The 2016 campaign has barely begun and Jeb Bush has already uttered what’s likely to be the most ironic statement of the whole cycle. “I don’t think you need to spend a billion dollars to be elected president of the United States in 2016,” Bush said on Sunday, referencing the figure surpassed by both Mitt Romney and President Obama’s campaigns in 2012. “I don’t think it’s necessary if you run the right kind of campaign,” Bush continued. “You don’t need to have these massive amounts of money spent, but in order to be competitive, you have to raise a significant amount of money to build a first-rate policy team and a great campaign.”

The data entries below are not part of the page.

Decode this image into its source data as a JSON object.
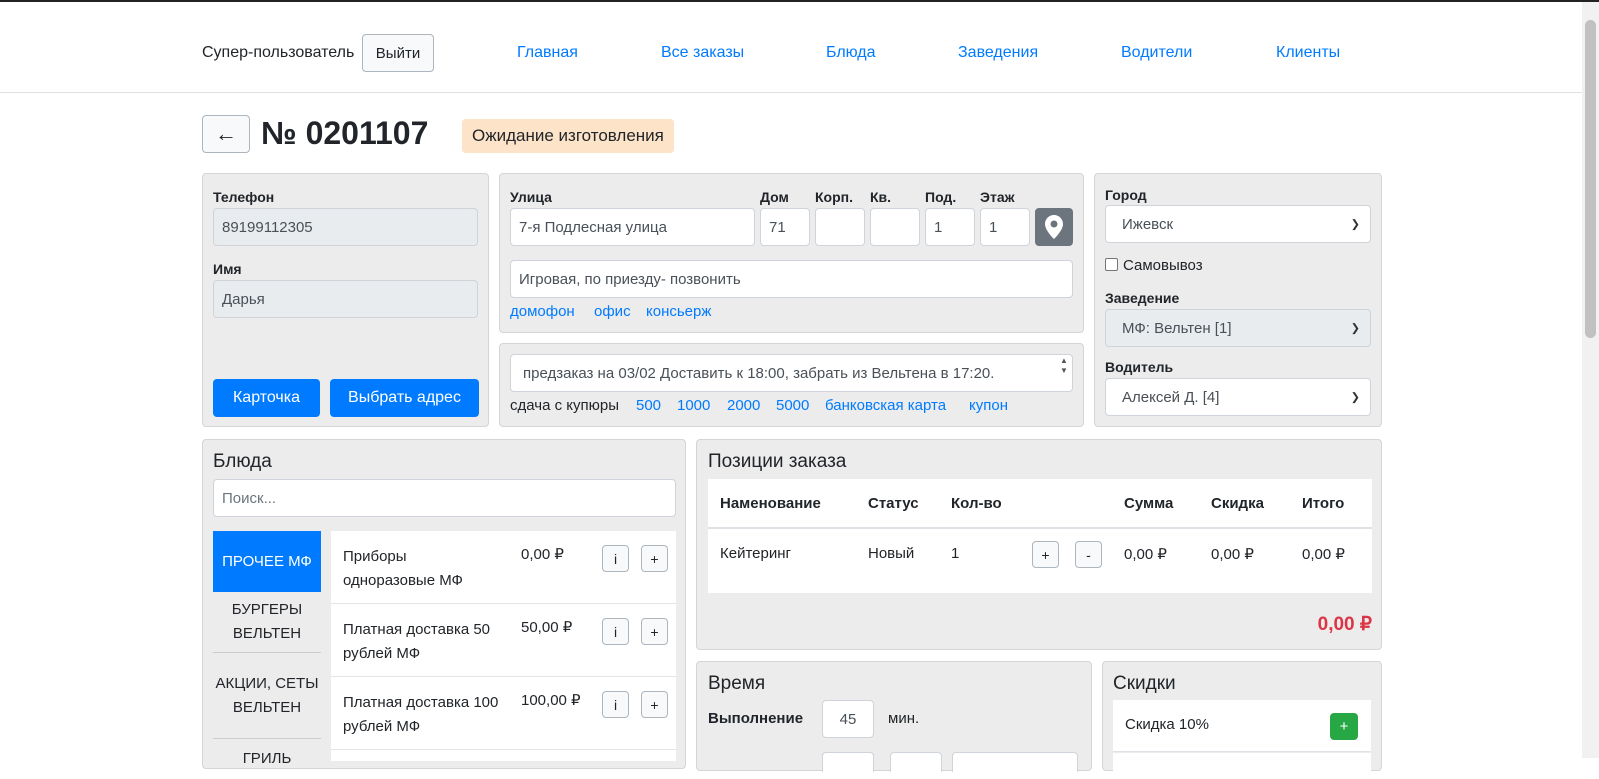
{
  "nav": {
    "user": "Супер-пользователь",
    "logout": "Выйти",
    "links": [
      "Главная",
      "Все заказы",
      "Блюда",
      "Заведения",
      "Водители",
      "Клиенты"
    ]
  },
  "order": {
    "back": "←",
    "number": "№ 0201107",
    "status": "Ожидание изготовления"
  },
  "client": {
    "phone_label": "Телефон",
    "phone": "89199112305",
    "name_label": "Имя",
    "name": "Дарья",
    "card_btn": "Карточка",
    "address_btn": "Выбрать адрес"
  },
  "address": {
    "street_label": "Улица",
    "street": "7-я Подлесная улица",
    "house_label": "Дом",
    "house": "71",
    "block_label": "Корп.",
    "block": "",
    "apt_label": "Кв.",
    "apt": "",
    "entrance_label": "Под.",
    "entrance": "1",
    "floor_label": "Этаж",
    "floor": "1",
    "comment": "Игровая, по приезду- позвонить",
    "quick": [
      "домофон",
      "офис",
      "консьерж"
    ],
    "note": "предзаказ на 03/02 Доставить к 18:00, забрать из Вельтена в 17:20.",
    "change_label": "сдача с купюры",
    "change": [
      "500",
      "1000",
      "2000",
      "5000",
      "банковская карта",
      "купон"
    ]
  },
  "side": {
    "city_label": "Город",
    "city": "Ижевск",
    "pickup": "Самовывоз",
    "place_label": "Заведение",
    "place": "МФ: Вельтен [1]",
    "driver_label": "Водитель",
    "driver": "Алексей Д. [4]"
  },
  "dishes": {
    "title": "Блюда",
    "search_placeholder": "Поиск...",
    "categories": [
      "ПРОЧЕЕ МФ",
      "БУРГЕРЫ ВЕЛЬТЕН",
      "АКЦИИ, СЕТЫ ВЕЛЬТЕН",
      "ГРИЛЬ"
    ],
    "items": [
      {
        "name": "Приборы одноразовые МФ",
        "price": "0,00 ₽",
        "info": "i",
        "add": "+"
      },
      {
        "name": "Платная доставка 50 рублей МФ",
        "price": "50,00 ₽",
        "info": "i",
        "add": "+"
      },
      {
        "name": "Платная доставка 100 рублей МФ",
        "price": "100,00 ₽",
        "info": "i",
        "add": "+"
      }
    ]
  },
  "positions": {
    "title": "Позиции заказа",
    "headers": [
      "Наменование",
      "Статус",
      "Кол-во",
      "",
      "Сумма",
      "Скидка",
      "Итого"
    ],
    "rows": [
      {
        "name": "Кейтеринг",
        "status": "Новый",
        "qty": "1",
        "plus": "+",
        "minus": "-",
        "sum": "0,00 ₽",
        "discount": "0,00 ₽",
        "total": "0,00 ₽"
      }
    ],
    "grand_total": "0,00 ₽",
    "total_color": "#dc3545"
  },
  "time": {
    "title": "Время",
    "exec_label": "Выполнение",
    "exec_value": "45",
    "unit": "мин."
  },
  "discounts": {
    "title": "Скидки",
    "items": [
      {
        "name": "Скидка 10%",
        "add": "+"
      }
    ]
  }
}
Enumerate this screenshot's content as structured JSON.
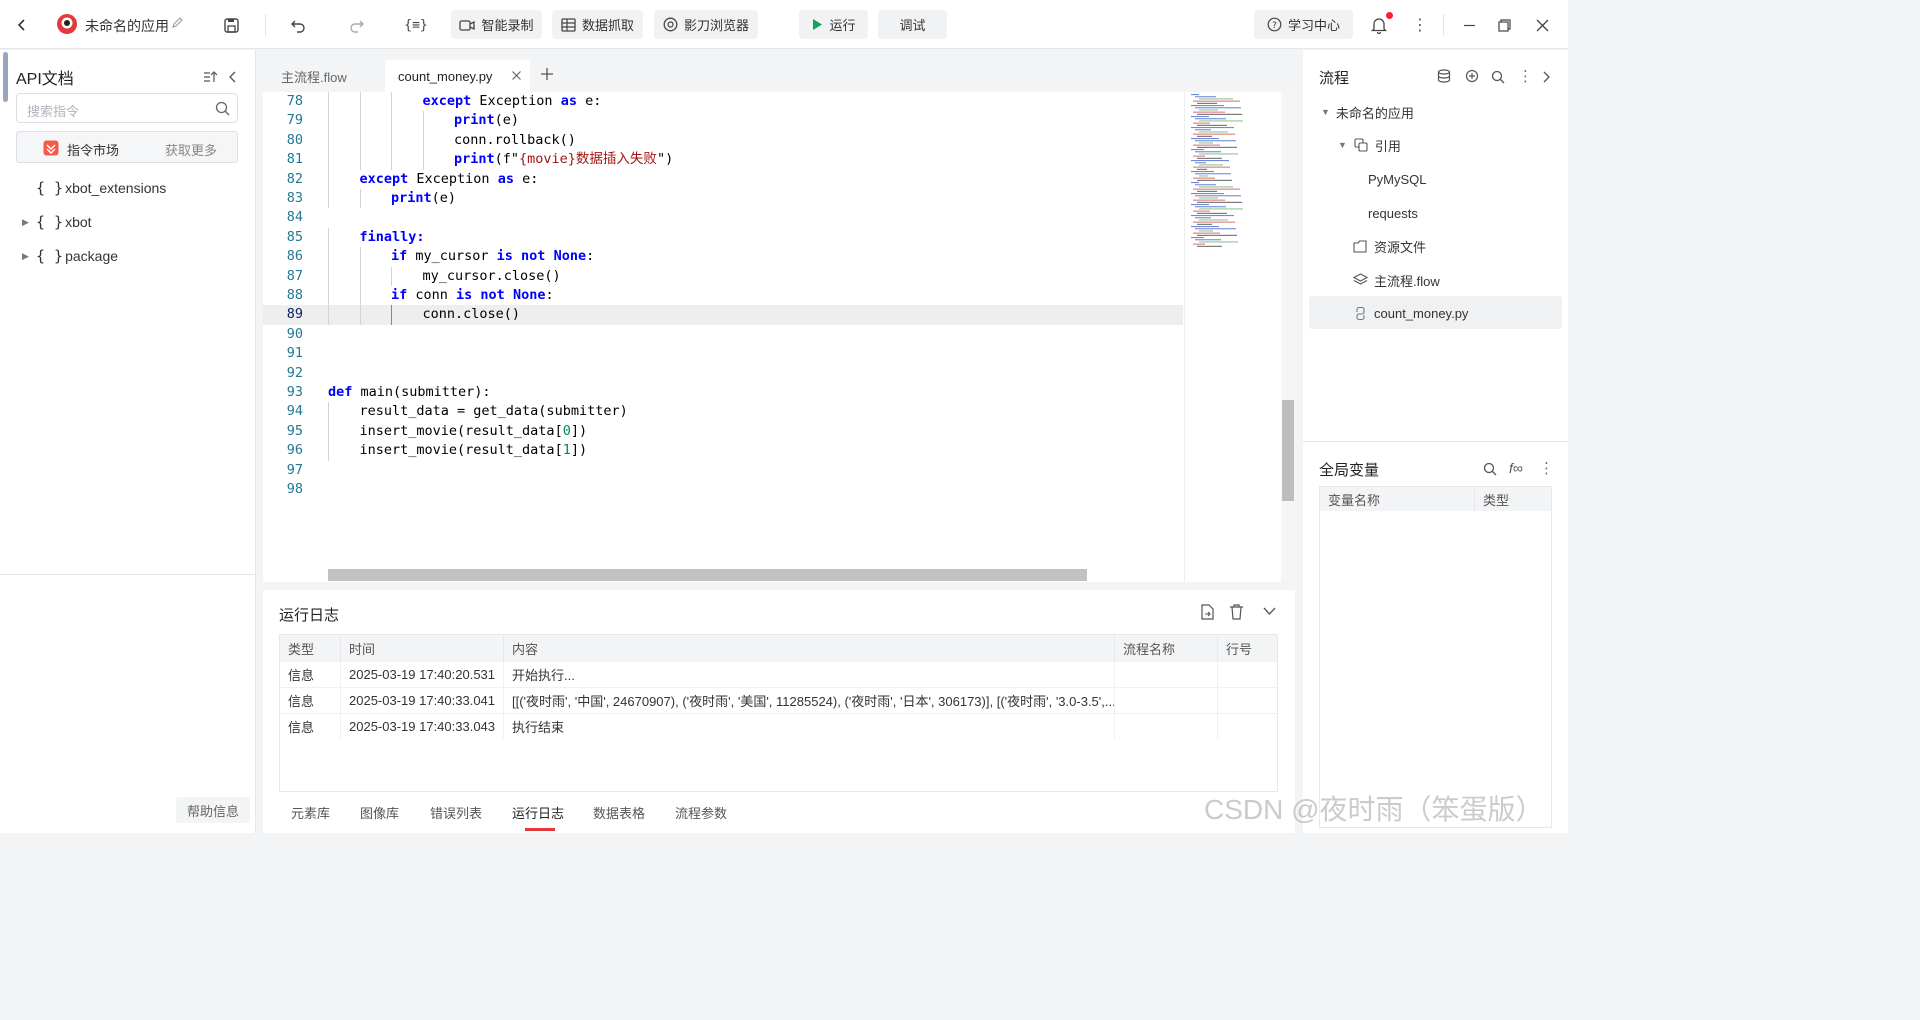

Bush made the remark at a press conference in Miami Beach, where he’s just kicked off a two-day conference for 350 of his top campaign bundlers. The Washington Post reports that to be eligible to attend the event at South Beach’s swanky 1Hotel, Bush’s backers had to donate $25,000 or help raise at least $50,000 for Right to Rise, his political action committee. (As the paper notes, “Many planning to attend are expected to have raised well beyond that minimum.”)
Bush told donors on Sunday night that he believes Right to Rise has raised more money in 100 days than any modern Republican campaign, and according to the New York Times, the figure is likely “in the high tens of millions of dollars.” Even after he officially declares his candidacy (barring him from coordinating with the super-PAC), Right to Rise is expected to play a huge and unprecedented role in his campaign. Last week the Associate Press reported that Bush plans to let the super-PAC, which can raise unlimited amounts of money, run some central functions of his 2016 operation. The details have yet to be finalized, but presumably Bush won’t need to raise a billion for his actual campaign fund if he simply lets super-PACs handle his advertising, data gathering, and get-out-the-vote efforts.